Phosphorus application has increased threefold since 1960, with a steady increase until 1990 followed by a leveling off at a level approximately equal to applications in the 1980s. While phosphorus use has increasingly concentrated on phosphorus-deficient soils, the growing phosphorus accumulation in soils contributes to high levels of phosphorus runoff. As with nitrogen loading, the potential consequences include eutrophication of coastal and freshwater ecosystems,which can lead to degraded habitat for fish and decreased quality of water for consumption by humans and livestock.
Many ecosystem services are reduced when inland water and coastal ecosystems become eutrophic. Water from lakes that experience algal blooms is more expensive to purify for drinking or other industrial uses. Eutrophication can reduce or eliminate fish populations. Possibly the most apparent loss in services is the loss of many of the cultural services provided by lakes. Foul odors of rotting algae, slime-covered lakes, and toxic chemicals produced by some blue-green algae during blooms keep people from swimming, boating, and otherwise enjoying the aesthetic value of lakes (S7.3.2).

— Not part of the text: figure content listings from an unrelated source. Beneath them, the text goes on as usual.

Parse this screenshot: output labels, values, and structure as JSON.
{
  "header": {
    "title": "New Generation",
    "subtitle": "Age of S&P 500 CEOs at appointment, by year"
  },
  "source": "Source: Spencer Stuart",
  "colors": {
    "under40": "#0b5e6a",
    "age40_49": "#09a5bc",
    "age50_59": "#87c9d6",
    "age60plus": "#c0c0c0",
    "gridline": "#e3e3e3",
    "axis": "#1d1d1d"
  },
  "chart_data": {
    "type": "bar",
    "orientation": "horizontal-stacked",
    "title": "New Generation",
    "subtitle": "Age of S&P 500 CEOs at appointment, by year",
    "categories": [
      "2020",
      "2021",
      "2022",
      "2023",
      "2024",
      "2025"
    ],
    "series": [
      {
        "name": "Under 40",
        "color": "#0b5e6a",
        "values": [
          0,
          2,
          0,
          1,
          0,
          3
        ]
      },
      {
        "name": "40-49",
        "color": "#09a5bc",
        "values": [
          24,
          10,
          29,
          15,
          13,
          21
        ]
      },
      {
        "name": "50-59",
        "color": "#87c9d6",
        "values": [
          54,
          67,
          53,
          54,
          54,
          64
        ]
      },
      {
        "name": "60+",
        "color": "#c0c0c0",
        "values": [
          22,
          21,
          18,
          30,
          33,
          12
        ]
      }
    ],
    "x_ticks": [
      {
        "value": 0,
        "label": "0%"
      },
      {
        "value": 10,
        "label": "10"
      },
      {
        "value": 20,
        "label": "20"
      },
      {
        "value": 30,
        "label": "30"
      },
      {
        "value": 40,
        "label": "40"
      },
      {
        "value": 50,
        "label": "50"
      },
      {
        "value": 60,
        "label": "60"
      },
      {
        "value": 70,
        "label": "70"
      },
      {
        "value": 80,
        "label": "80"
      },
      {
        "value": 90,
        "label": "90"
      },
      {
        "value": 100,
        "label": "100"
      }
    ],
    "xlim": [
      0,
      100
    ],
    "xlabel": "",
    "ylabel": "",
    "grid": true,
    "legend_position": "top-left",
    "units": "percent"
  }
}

Climate change in the past century has already had a measurable impact on ecosystems. Earth's climate system has changed since the preindustrial era, in part due to human activities, and it is projected to continue to change throughout the twenty-first century. During the last 100 years, the global mean surface temperature has increased by about 0.6° Celsius, precipitation patterns have changed spatially and temporally, and global average sea level rose by 0.1-0.2 meters (S7.ES). Observed changes in climate, especially warmer regional temperatures, have already affected biological systems in many parts of the world. There have been changes in species distributions, population sizes, and the timing of reproduction or migration events, as well as an increase in the frequency of pest and disease outbreaks, especially in forested systems. The growing season in Europe has lengthened over the last 30 years (R13.1.3). Although it is not possible to determine whether the extreme temperatures were a result of human-induced climate change, many coral reefs have undergone major, although often partially reversible, bleaching episodes when sea surface temperatures have increased during one month by 0.5-1° Celsius above the average of the hottest months. Extensive coral mortality has occurred with observed local increases in temperature of 3° Celsius (R13.1.3).